Consider this scenario: There’s this cool guy you sit with in discussion section. You know his name and his hometown. You know that he always comes five minutes late to class because he comes from the other side of campus, and you’ve laughed together while making snarky comments about the GSI’s verbal tics. He wants to graduate and go to medical school. He’s going to make the University’s Alumni Association really happy, buy premium seats at the Big House and make his newborn kids wear Wolverine onesies.

What if he turned to you tomorrow and told you that he needed you to make his dream a reality? What if he told you that you had the power to help him? Would you support him and fight for him?

He’s an undocumented immigrant — he was born in another country, and there are thousands of students like him in the United States. In many cases, parents brought students like him to the U.S. when they were children. He may have grown up watching American television and celebrating Thanksgiving. But when it’s time to go to college, he either can’t attend or needs financial aid.

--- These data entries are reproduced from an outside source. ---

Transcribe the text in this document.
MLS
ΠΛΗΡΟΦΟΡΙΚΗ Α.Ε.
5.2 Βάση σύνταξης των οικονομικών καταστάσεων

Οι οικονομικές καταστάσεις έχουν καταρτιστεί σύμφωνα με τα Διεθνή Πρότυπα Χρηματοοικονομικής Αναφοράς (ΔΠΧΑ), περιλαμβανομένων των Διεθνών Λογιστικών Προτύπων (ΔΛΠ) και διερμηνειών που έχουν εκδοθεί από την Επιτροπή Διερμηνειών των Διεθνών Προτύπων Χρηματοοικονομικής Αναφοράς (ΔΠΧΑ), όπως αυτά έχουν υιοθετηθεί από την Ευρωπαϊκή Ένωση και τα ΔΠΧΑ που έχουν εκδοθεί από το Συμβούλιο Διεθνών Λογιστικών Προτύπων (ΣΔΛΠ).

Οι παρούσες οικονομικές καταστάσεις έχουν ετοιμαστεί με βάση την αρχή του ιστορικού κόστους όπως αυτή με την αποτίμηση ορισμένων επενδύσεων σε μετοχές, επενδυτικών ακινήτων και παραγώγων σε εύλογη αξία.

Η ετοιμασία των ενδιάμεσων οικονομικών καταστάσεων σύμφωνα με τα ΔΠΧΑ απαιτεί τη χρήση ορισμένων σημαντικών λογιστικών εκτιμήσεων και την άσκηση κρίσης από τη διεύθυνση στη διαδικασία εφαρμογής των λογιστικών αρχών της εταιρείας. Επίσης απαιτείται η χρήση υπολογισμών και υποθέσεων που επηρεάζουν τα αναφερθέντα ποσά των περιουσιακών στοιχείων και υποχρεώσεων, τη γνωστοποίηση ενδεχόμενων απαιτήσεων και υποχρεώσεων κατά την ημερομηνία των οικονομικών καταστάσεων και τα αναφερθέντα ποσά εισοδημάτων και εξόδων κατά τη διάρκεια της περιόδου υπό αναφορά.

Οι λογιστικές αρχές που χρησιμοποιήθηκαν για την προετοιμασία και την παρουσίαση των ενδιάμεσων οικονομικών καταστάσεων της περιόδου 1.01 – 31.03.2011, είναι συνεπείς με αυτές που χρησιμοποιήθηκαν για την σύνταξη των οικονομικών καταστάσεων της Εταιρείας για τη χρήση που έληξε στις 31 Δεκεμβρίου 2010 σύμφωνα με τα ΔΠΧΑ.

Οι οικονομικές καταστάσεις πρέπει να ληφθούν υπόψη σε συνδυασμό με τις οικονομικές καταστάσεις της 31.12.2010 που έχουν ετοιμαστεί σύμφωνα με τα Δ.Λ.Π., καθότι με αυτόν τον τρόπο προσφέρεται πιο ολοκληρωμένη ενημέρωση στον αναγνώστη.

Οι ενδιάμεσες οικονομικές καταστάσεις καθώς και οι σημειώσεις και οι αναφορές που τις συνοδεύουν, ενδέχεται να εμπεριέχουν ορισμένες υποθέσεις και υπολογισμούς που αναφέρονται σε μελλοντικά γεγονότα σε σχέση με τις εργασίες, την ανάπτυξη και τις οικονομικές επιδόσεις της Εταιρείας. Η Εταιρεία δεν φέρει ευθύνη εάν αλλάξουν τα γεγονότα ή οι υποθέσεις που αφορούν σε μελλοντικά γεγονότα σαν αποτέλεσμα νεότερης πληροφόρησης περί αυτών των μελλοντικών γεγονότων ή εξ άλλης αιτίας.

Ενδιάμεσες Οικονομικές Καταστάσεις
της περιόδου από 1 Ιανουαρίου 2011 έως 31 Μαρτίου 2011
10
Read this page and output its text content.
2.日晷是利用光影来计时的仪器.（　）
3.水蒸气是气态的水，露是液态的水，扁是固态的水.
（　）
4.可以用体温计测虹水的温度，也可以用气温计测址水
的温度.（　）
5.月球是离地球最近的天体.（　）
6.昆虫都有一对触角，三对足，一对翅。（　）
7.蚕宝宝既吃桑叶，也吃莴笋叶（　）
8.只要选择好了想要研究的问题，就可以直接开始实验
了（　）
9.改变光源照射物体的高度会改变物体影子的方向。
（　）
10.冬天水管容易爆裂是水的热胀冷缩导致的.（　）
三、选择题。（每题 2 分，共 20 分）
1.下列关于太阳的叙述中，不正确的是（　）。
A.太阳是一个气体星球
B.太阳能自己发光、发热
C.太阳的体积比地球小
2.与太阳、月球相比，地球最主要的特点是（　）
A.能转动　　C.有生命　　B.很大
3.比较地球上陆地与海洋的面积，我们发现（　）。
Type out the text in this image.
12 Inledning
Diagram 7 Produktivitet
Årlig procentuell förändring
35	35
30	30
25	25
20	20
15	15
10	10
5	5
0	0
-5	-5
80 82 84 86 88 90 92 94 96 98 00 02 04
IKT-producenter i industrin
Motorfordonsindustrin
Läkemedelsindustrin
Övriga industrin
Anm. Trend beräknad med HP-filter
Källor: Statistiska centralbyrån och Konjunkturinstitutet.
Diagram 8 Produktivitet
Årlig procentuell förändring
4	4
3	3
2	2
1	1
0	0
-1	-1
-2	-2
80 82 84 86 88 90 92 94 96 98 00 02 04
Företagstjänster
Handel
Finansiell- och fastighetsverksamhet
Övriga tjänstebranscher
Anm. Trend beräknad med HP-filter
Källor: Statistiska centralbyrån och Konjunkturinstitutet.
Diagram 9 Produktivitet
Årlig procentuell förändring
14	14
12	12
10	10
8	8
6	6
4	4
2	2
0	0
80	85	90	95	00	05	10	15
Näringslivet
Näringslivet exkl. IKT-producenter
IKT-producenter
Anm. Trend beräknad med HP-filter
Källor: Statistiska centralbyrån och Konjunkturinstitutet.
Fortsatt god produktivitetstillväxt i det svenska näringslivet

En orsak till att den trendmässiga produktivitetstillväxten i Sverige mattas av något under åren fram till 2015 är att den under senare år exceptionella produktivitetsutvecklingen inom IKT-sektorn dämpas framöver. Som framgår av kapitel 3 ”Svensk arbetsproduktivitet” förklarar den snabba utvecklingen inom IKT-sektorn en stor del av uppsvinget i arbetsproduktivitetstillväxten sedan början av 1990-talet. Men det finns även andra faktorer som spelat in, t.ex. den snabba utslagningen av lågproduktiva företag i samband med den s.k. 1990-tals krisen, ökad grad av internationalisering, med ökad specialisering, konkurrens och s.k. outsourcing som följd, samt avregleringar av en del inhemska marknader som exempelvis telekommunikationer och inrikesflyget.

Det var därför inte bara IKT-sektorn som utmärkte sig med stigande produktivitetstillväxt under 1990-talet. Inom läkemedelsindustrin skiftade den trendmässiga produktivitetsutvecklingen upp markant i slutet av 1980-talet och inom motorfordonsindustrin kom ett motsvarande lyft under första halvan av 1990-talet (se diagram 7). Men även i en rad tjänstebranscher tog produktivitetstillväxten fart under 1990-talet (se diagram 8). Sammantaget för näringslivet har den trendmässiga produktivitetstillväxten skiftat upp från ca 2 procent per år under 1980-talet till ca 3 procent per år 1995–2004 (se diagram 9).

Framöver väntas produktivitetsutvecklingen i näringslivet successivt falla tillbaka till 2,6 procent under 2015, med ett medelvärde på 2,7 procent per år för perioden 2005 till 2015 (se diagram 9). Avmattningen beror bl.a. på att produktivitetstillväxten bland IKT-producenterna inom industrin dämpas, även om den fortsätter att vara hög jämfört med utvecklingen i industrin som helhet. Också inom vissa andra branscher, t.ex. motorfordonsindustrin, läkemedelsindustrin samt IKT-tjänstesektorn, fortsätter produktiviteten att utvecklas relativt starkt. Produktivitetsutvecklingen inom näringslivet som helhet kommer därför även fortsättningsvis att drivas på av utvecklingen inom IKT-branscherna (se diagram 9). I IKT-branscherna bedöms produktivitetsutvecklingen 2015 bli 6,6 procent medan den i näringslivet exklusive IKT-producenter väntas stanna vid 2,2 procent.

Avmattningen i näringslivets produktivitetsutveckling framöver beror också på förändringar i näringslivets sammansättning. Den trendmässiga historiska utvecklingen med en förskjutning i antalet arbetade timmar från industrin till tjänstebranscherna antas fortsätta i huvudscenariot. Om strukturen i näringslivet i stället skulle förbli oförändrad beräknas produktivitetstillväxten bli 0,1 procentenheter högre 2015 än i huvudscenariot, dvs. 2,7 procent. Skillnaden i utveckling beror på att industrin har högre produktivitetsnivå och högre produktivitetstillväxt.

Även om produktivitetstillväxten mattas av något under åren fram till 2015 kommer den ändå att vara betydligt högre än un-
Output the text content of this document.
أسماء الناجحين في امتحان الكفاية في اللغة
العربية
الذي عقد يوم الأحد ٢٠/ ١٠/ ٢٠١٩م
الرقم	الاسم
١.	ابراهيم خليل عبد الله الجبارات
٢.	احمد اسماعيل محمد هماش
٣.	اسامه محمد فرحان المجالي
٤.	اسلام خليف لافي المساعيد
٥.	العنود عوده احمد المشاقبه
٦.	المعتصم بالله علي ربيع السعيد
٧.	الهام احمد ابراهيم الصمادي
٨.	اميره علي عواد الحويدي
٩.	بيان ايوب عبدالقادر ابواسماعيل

If he graduates from college, he then learns that no U.S. citizenship means he can’t actually work in the country. So he’s told to go back to the country he left as a child and can barely remember.

At the University, we’ve answered his kind of call before. During the civil rights movement, students led protests and fought for a more inclusive campus. Ann Arbor is the kind of place where we should fight for the rights of our classmates — brotherhood is not just for football games.

In October of 2007, this dream almost became a reality for these students. The Development, Relief and Education for Alien Minors Act would provide a path to citizenship for those who arrive in the country before the age of 16 and obtain at least two years of higher education or two years of military service. In other words, the DREAM Act is the change that undocumented immigrant students across the country desperately need.

It gained 52 votes in the Senate, just 8 short of the filibuster-proof margin it needed to move forward. Not approving this legislation was an inexcusable and cowardly act, and those missing 8 votes shattered the dreams of thousands of students — students that are just as qualified to gain an education as any other American.

Thankfully, the DREAM Act was reintroduced to Congress this year. In hopes of its passage, more than a dozen groups, including university clubs, academic departments, local retailers and community-based organizations, are coming together to host a series of events this week. We invite you to join with your friend at 6:30 p.m. tonight in Angell Hall Auditorium D for a workshop on the DREAM Act. We also hope you can join us on Wednesday night at 7 p.m. in Angell Hall Auditorium C for the first-ever Michigan screening of the riveting new documentary film, “Papers.”

So it’s time to meet the challenge and help out a friend. You can choose to “meekly live, going slow, slow, slow” (in Langston Hughes’s words), or you can pick up the pace, make a phone call and sign the petition. Your friend’s dream can’t wait.

This viewpoint was submitted by Samantha Nawrocki on behalf of Migrant and Immigrant Rights Awareness.